Где-то сзади раздавалось крикливо:
— …Ее последний час был посвящен размышлению о заблуждениях человеческой жизни. Вечность предстала перед ее глазами, как единственный достойный человеческого сердца предмет…
Они находились на краю старого ржаво-красного сада, где прятались пылкие звери, звенели злобные флейты, а из больших ядовитых цветов брызгал кровавый сок.
— …Лишь того, кто не оставляет после себя наследия любви, не радует его урна! — восклицает поэт. Соединитесь вы все, христиане, любившие ее, здешние и пришельцы: помогите мне завершить ее хвалу. Пусть каждый из вас расскажет про какую-нибудь из ее добродетелей и остановится на какой-нибудь трогательной черте из ее жизни.
Умирающая очнулась. Она была одна, что-то душило ее. Она пришла в себя; это была спазма, последняя, сжавшая ее грудь. Она собрала остаток своих сил, приподняла голову, осмотрелась. Проспер стоял у двери, выпятив грудь, вытянув руки по швам, готовый еще раз приветствовать ее, если она еще раз пройдет мимо.
Напротив нее белела картина, на которой она умирала.
Она схватила канделябр с тремя свечами. Сквозь первое пламя, казалось ей, пробежала стройная женщина в коротком хитоне, с серебряным луком у бедра.
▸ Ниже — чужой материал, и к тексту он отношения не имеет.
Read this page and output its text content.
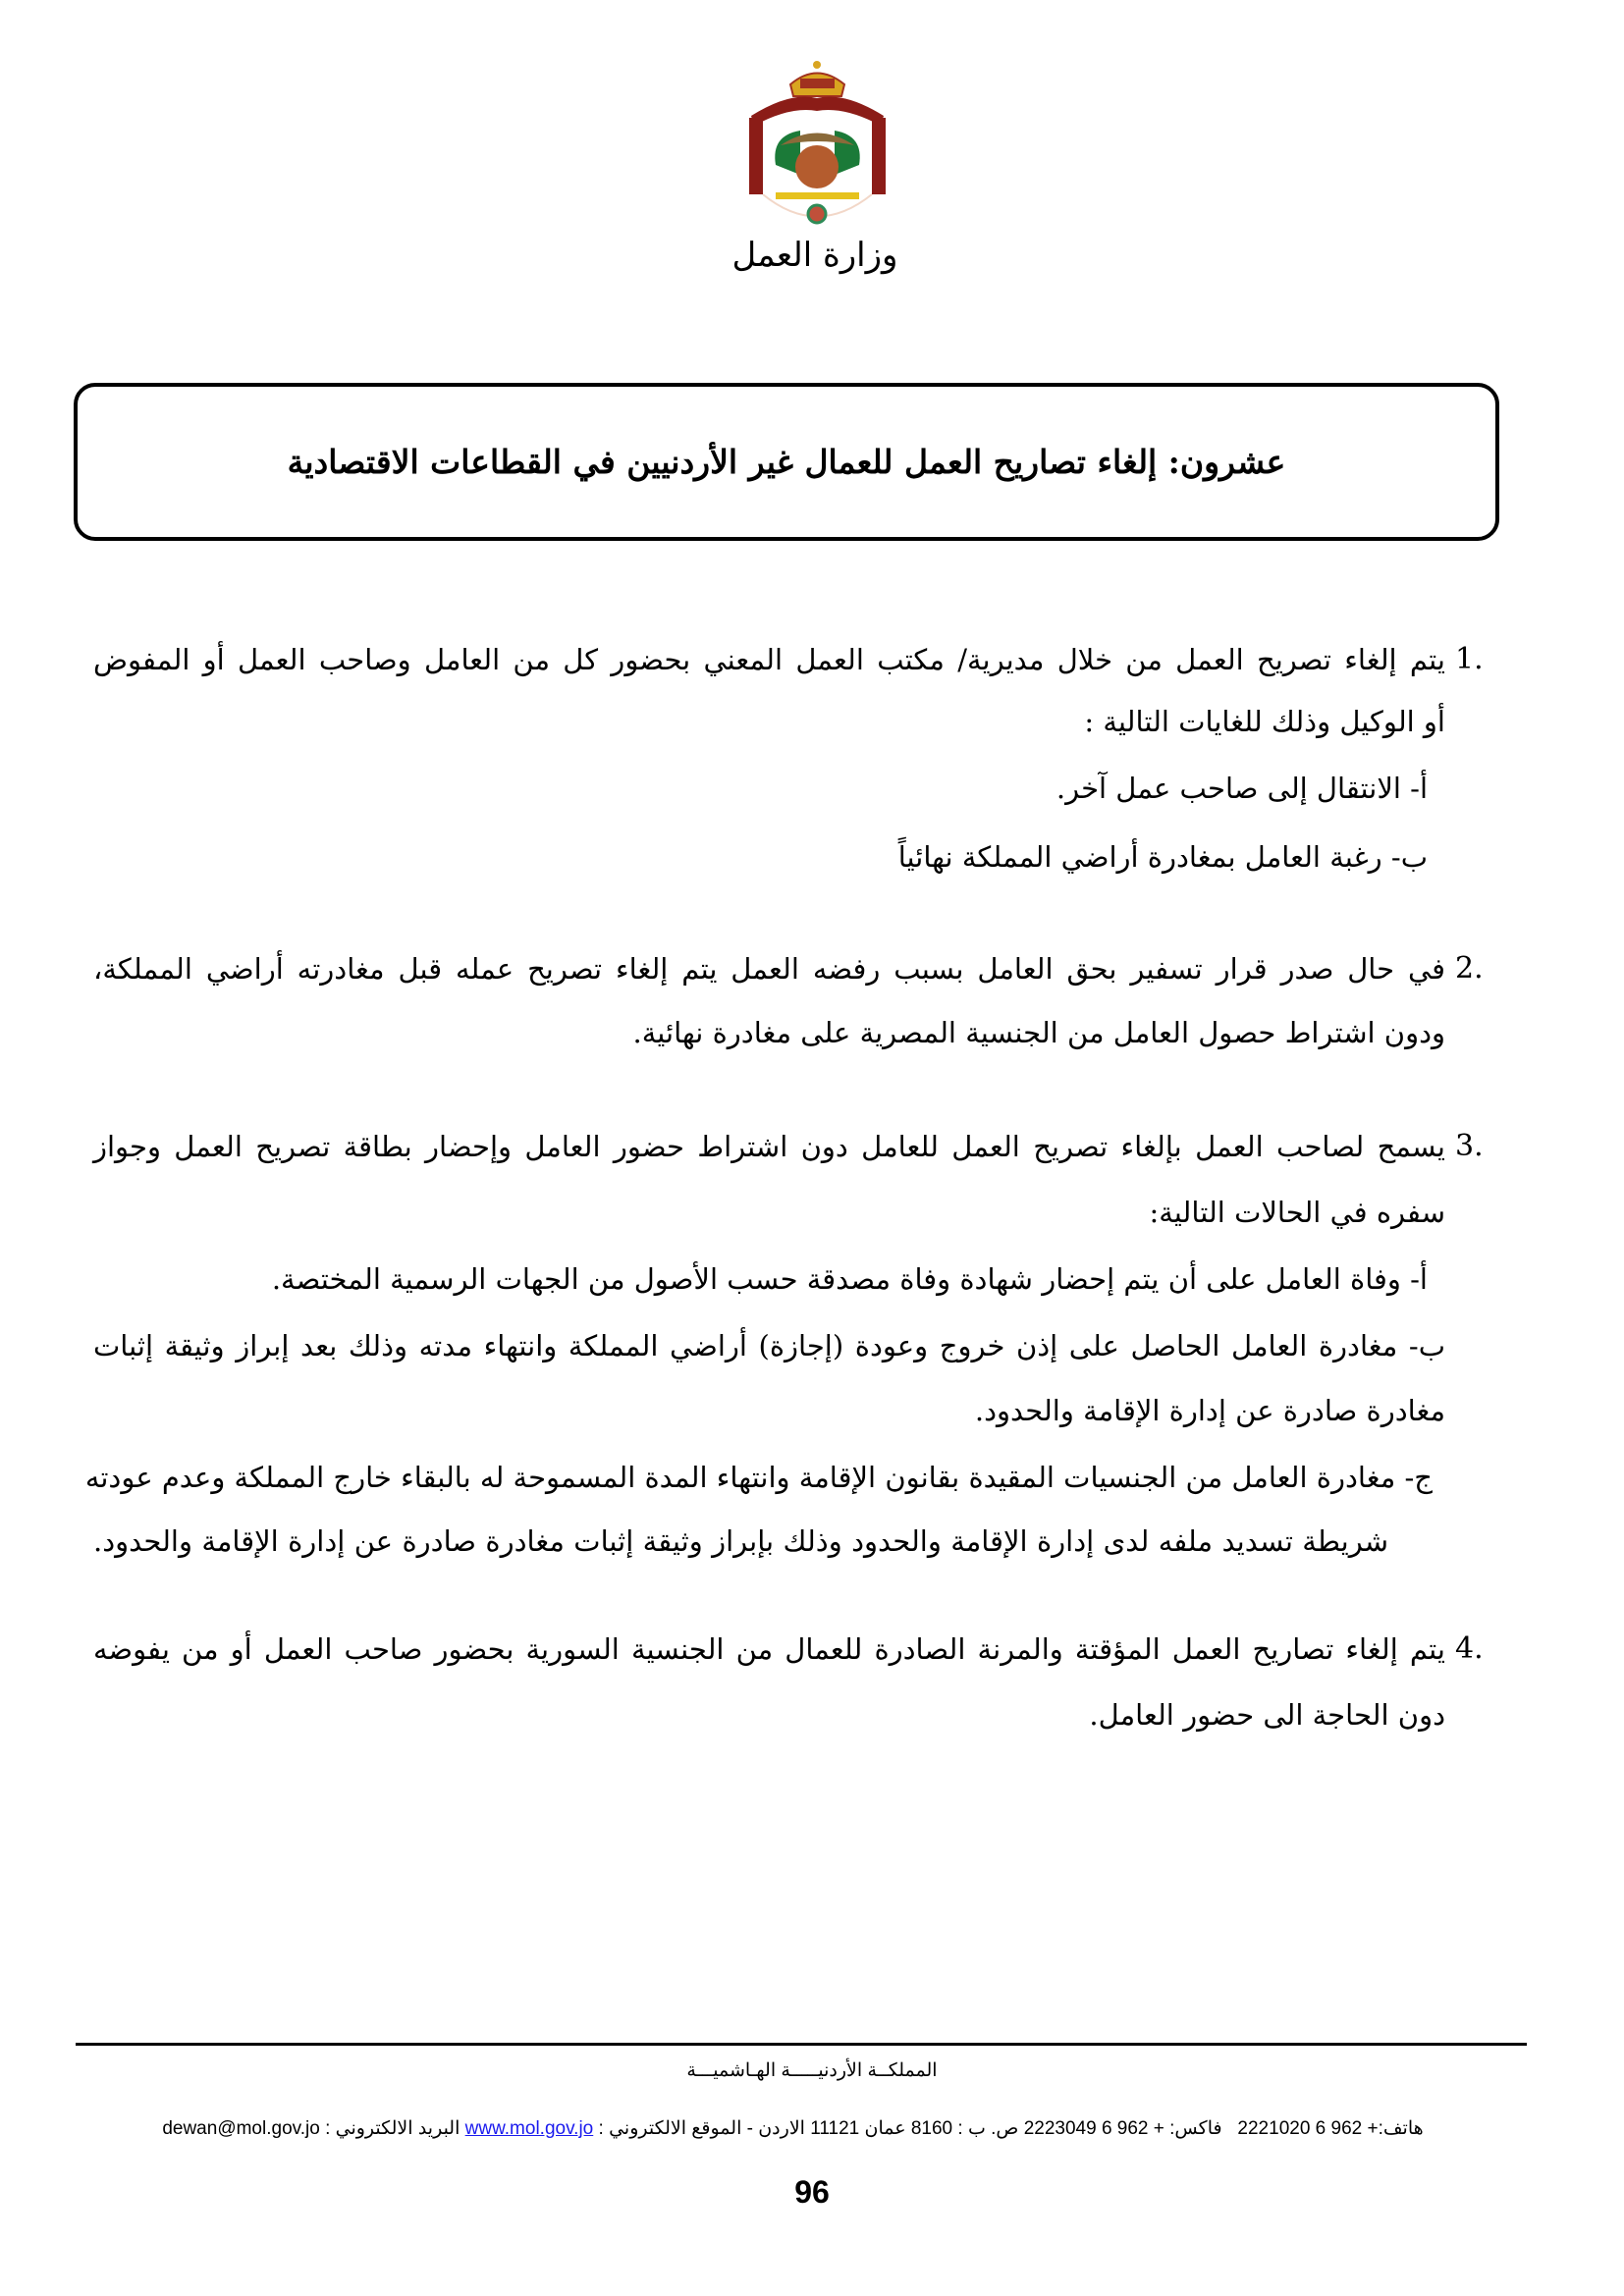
وزارة العمل
عشرون: إلغاء تصاريح العمل للعمال غير الأردنيين في القطاعات الاقتصادية
1.
يتم إلغاء تصريح العمل من خلال مديرية/ مكتب العمل المعني بحضور كل من العامل وصاحب العمل أو المفوض
أو الوكيل وذلك للغايات التالية :
أ- الانتقال إلى صاحب عمل آخر.
ب- رغبة العامل بمغادرة أراضي المملكة نهائياً
2.
في حال صدر قرار تسفير بحق العامل بسبب رفضه العمل يتم إلغاء تصريح عمله قبل مغادرته أراضي المملكة،
ودون اشتراط حصول العامل من الجنسية المصرية على مغادرة نهائية.
3.
يسمح لصاحب العمل بإلغاء تصريح العمل للعامل دون اشتراط حضور العامل وإحضار بطاقة تصريح العمل وجواز
سفره في الحالات التالية:
أ- وفاة العامل على أن يتم إحضار شهادة وفاة مصدقة حسب الأصول من الجهات الرسمية المختصة.
ب- مغادرة العامل الحاصل على إذن خروج وعودة (إجازة) أراضي المملكة وانتهاء مدته وذلك بعد إبراز وثيقة إثبات
مغادرة صادرة عن إدارة الإقامة والحدود.
ج- مغادرة العامل من الجنسيات المقيدة بقانون الإقامة وانتهاء المدة المسموحة له بالبقاء خارج المملكة وعدم عودته
شريطة تسديد ملفه لدى إدارة الإقامة والحدود وذلك بإبراز وثيقة إثبات مغادرة صادرة عن إدارة الإقامة والحدود.
4.
يتم إلغاء تصاريح العمل المؤقتة والمرنة الصادرة للعمال من الجنسية السورية بحضور صاحب العمل أو من يفوضه
دون الحاجة الى حضور العامل.
المملكــة الأردنيـــــة الهـاشميـــة
هاتف:+ 962 6 2221020   فاكس: + 962 6 2223049 ص. ب : 8160 عمان 11121 الاردن - الموقع الالكتروني : www.mol.gov.jo البريد الالكتروني : dewan@mol.gov.jo
96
Пламя умерло между пальцами герцогини. Во втором, чудилось ей, стояла, выпрямившись, другая, в падающей прямыми складками одежде, в шлеме, с дротиком. Герцогиня погасила второе пламя. Ее пальцы медленно окружили последнее. В нем, откинув голову в огонь, с волнующейся грудью лежала третья и открывала могучие члены.
И вдруг с потолка и стен быстро побежали широкие тени.
Герцогиня упала на подушки, лицом на правую сторону, открыв рот и хрипя. Дыхание у нее совершенно захватило. И вдруг в темноте она ясно увидела юношу. Он прислонился к колонне и закинул за голову скрещенные руки. Одну ногу он небрежно поставил на погасший факел. Он был наг. Он показался ей прекрасным. У него были крупные, загнутые кверху локоны, глаза его сверкали синевой, рот с короткой красной губой от смелости имел почти безумное выражение.
За дверью прогремели слова:
— Дочь Бьерна Иерсиде, взойди на небо!
Герцогиня в последний раз перевела дыхание. С влажным, холодным лбом и помутившимся взором она послала улыбку туда, в тень. И она почувствовала в тени ответную улыбку.